Grossmünster

Grossmünster

Originally a monastery, Grossmünster (gross = large or great and münster = minster or cathedral) is arguably the heart of old town Zürich.  Construction began on this site in 1100 but there are two legends woven into the founding of this historic cathedral.

The cathedral’s two patrons, Saint Felix and Saint Regula, fled to Zürich from Valais at the end of the 3rd Century.  They were said to be members of the Thebaic Legion which had been largely massacred because of their Christian beliefs.  Felix and Regula escaped the massacre.  On arrival in Zürich they were executed as matyrs at the site of the Wasserkirche and are said to have picked up their severed heads and ascended to the Grossmünster site where they wished to be buried.

Grossmünster from the north

Later it is said that Charlemagne was hunting and pursued a stag all the way from northern Germany (Aachen) to Zürich.  When his horse stumbled over the graves of Felix and Regula, he founded Grossmünster on the site.

Although the legends are intriguing, the cathedral is perhaps more famously known for being the starting point of the Reformation in Switzerland, led by Huldrych Zwingly (1484- 1531).  At this time, all embellishments were eliminated from the church and the focus of worship became the study of the Holy Scriptures and preaching of the Gospel.  Pictures, art, sculptures and even the altar were removed.

Heinrich Bullinger, Zwingli’s successor

Today the church appears plain compared to some but this, perhaps, makes some of the features even more discernible.  For example, the three choir window by Augusto Giacometti (1933) are a magnificent display of color depicting the Christmas story.  The spiritual focus of the church is evident in the detail of the pulpit (1853) and christening baptismal font (1598).
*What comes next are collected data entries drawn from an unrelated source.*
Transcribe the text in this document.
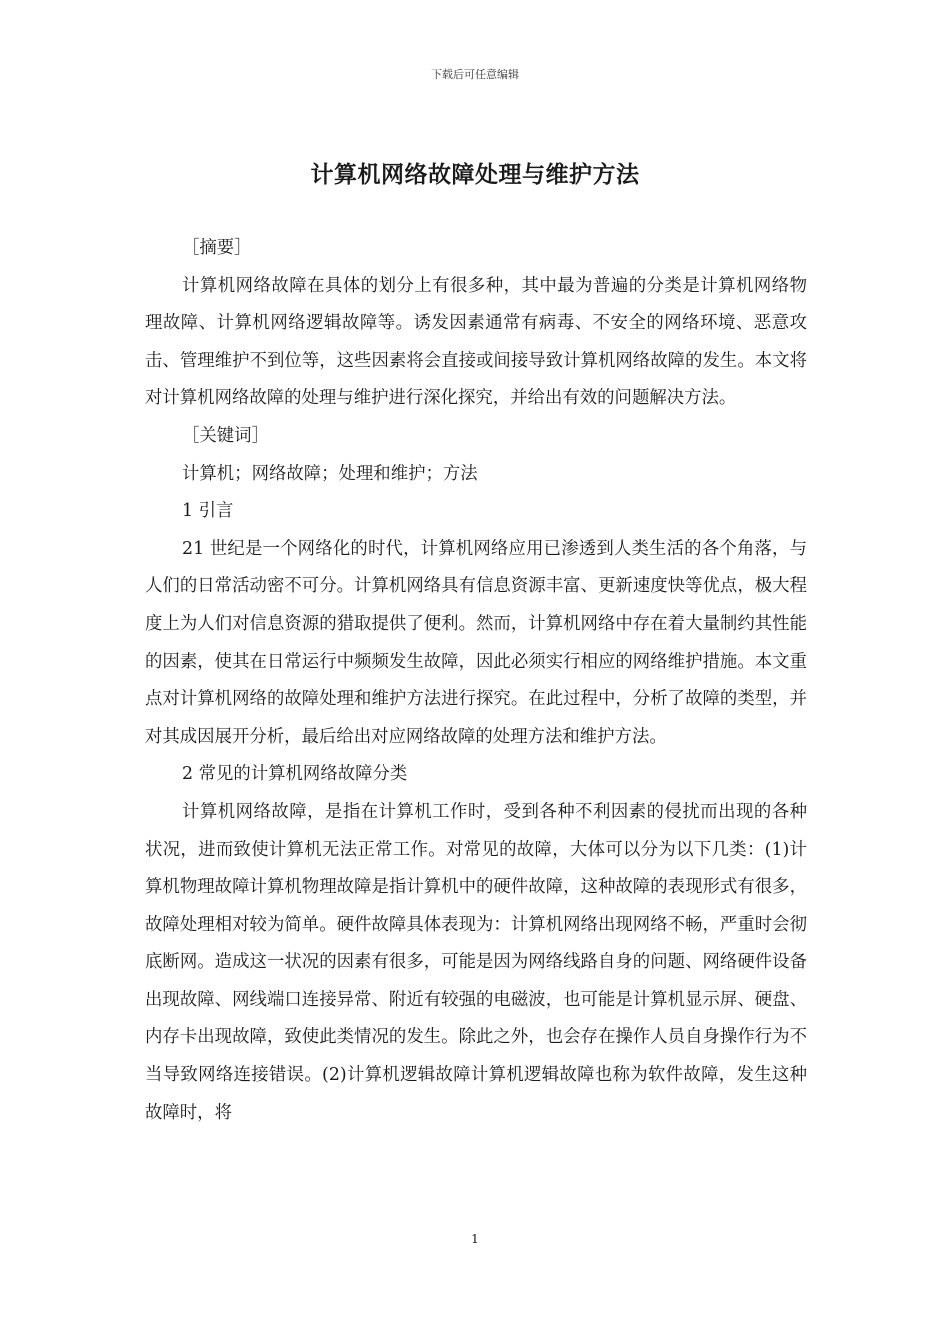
下载后可任意编辑
计算机网络故障处理与维护方法

［摘要］

计算机网络故障在具体的划分上有很多种，其中最为普遍的分类是计算机网络物理故障、计算机网络逻辑故障等。诱发因素通常有病毒、不安全的网络环境、恶意攻击、管理维护不到位等，这些因素将会直接或间接导致计算机网络故障的发生。本文将对计算机网络故障的处理与维护进行深化探究，并给出有效的问题解决方法。

［关键词］

计算机；网络故障；处理和维护；方法

1 引言

21 世纪是一个网络化的时代，计算机网络应用已渗透到人类生活的各个角落，与人们的日常活动密不可分。计算机网络具有信息资源丰富、更新速度快等优点，极大程度上为人们对信息资源的猎取提供了便利。然而，计算机网络中存在着大量制约其性能的因素，使其在日常运行中频频发生故障，因此必须实行相应的网络维护措施。本文重点对计算机网络的故障处理和维护方法进行探究。在此过程中，分析了故障的类型，并对其成因展开分析，最后给出对应网络故障的处理方法和维护方法。

2 常见的计算机网络故障分类

计算机网络故障，是指在计算机工作时，受到各种不利因素的侵扰而出现的各种状况，进而致使计算机无法正常工作。对常见的故障，大体可以分为以下几类：(1)计算机物理故障计算机物理故障是指计算机中的硬件故障，这种故障的表现形式有很多，故障处理相对较为简单。硬件故障具体表现为：计算机网络出现网络不畅，严重时会彻底断网。造成这一状况的因素有很多，可能是因为网络线路自身的问题、网络硬件设备出现故障、网线端口连接异常、附近有较强的电磁波，也可能是计算机显示屏、硬盘、内存卡出现故障，致使此类情况的发生。除此之外，也会存在操作人员自身操作行为不当导致网络连接错误。(2)计算机逻辑故障计算机逻辑故障也称为软件故障，发生这种故障时，将

1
Stained glass windows behind the main altar

Certainly impressive is the scale of Romanesque building and the towers are arguably the most recognisable landmark of the city.  Originally made of wood, the spires burnt down and were replaced with the current neo-Gothic towers in 1787.

Northern portal detail
Bronze door by Otto Münch

Both the north and south portals have large bronze doors although these are more modern additions by Otto Münch (1950) which “comprise a theological lecture illustrating particular stories from the bible”.

Horse and rider, high on the northern wall

A sculpture of Heinrich Bullinger, Zwingli’s successor, sits on the northern wall.  Perhaps of more note, however, is the small horse and rider higher up above the sculpture.  This is said to be the oldest known portrayal of a horseman in the northern Alps (dates to 1180).

Sculpted molding of the church exterior
Northern tower detail

Despite all this it is perhaps the steep climb up the south tower to the spectacular views of the city that is most worthwhile.  And the view from here is something that doesn’t need words or explanation.  Sometimes appreciation is enough.

The views need no explanation

Would I Return?

Yes.  It’s hard to visit Zürich without coming across Grossmünster or Fraumünster across the Limmat River.  It is part of the skyline of the city from almost every angle and a visit to the city wouldn’t be complete without a visit here.  Be sure to make the climb if you can.